My mother's sister Sonia Rabichkina [nee Izrailevich] and her son Boris. The photo was taken in Kolomak in 1917 to send it to relatives. Sonia married an accountant, Michael Rabichkin, a Jewish man. He worked at the sugar factory in Kolomak near Kharkov. Aunt Sonia moved to Kolomak. Their son, Boris, was born in 1914. Shortly after the revolution the Rabichkin family moved to Kharkov. Boris studied at the Jewish school. He spoke Yiddish fluently and even read Hugo in Hebrew. [Editor's note: Victor Hugo, French poet and novelist.] After school he couldn't enter a [higher educational] institute, as new Soviet laws only allowed young people from working families to study in higher educational institutions.

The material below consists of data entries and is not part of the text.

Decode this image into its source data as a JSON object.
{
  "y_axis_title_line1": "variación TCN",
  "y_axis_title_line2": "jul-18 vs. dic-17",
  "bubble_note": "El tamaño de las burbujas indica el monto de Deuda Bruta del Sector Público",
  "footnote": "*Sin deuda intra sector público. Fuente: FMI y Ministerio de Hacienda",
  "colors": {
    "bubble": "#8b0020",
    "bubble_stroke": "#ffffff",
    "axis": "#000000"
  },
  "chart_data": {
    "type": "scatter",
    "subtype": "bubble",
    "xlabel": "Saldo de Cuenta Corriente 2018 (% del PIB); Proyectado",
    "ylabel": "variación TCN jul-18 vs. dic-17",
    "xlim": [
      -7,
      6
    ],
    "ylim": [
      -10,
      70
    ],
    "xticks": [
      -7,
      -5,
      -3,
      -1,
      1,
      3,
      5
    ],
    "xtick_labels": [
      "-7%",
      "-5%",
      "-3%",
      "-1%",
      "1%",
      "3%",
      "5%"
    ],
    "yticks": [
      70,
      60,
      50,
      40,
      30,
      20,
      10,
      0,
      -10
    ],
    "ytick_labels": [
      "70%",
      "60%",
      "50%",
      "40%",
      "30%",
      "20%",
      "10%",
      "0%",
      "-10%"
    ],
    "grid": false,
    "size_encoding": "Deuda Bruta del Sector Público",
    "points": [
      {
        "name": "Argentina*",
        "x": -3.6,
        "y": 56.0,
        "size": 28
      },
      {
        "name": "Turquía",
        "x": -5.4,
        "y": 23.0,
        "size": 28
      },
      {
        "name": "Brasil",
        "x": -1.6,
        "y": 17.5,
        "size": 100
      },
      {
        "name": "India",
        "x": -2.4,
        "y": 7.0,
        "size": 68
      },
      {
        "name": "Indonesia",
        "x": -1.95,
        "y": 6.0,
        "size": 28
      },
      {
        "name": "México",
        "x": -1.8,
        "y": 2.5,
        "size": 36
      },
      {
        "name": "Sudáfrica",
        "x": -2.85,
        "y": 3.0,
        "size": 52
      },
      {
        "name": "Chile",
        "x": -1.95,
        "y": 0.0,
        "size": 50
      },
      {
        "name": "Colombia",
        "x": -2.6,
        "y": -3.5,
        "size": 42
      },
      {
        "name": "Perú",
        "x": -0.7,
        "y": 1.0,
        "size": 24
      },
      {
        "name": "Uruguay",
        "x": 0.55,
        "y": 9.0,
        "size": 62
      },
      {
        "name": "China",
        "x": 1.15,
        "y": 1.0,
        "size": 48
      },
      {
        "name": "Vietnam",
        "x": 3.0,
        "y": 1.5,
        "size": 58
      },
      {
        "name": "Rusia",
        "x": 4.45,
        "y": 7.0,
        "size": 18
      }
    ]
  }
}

He finished an industrial school and became a worker at the Locomotive Repair Plant in Kharkov. Later he became a correspondent for the plant newspaper. He got married and had a son, Erik. His marriage didn't last long - they divorced. Boris entered the Faculty of Literature at the Pedagogical Institute in Kharkov. He married a Jewish woman, Fania Shtitelman.Their son, Sima, was born in the late 1930s. After the war Boris and Fania worked at the Institute of Archaeology in Kiev. Boris had finished the Faculty of Literature at the Pedagogical Institute, but he specialized in archaeology and had inventions in that field. In the early 1960s the Institute of Archaeology sent him to a reserve in Olvia [400 km from Kiev] where he was the director for two years. Boris was successful with his work in archaeology. He also wrote poems and short stories, but he wasn't ambitious and didn't publish his writings. Fania was very smart. She was the manager of the antique section of the Museum of Western and Oriental Art in Kiev in the 1970s. I liked to visit her at home. She always had gatherings of interesting people: archaeologists, historians, poets and writers. Her friends became my friends.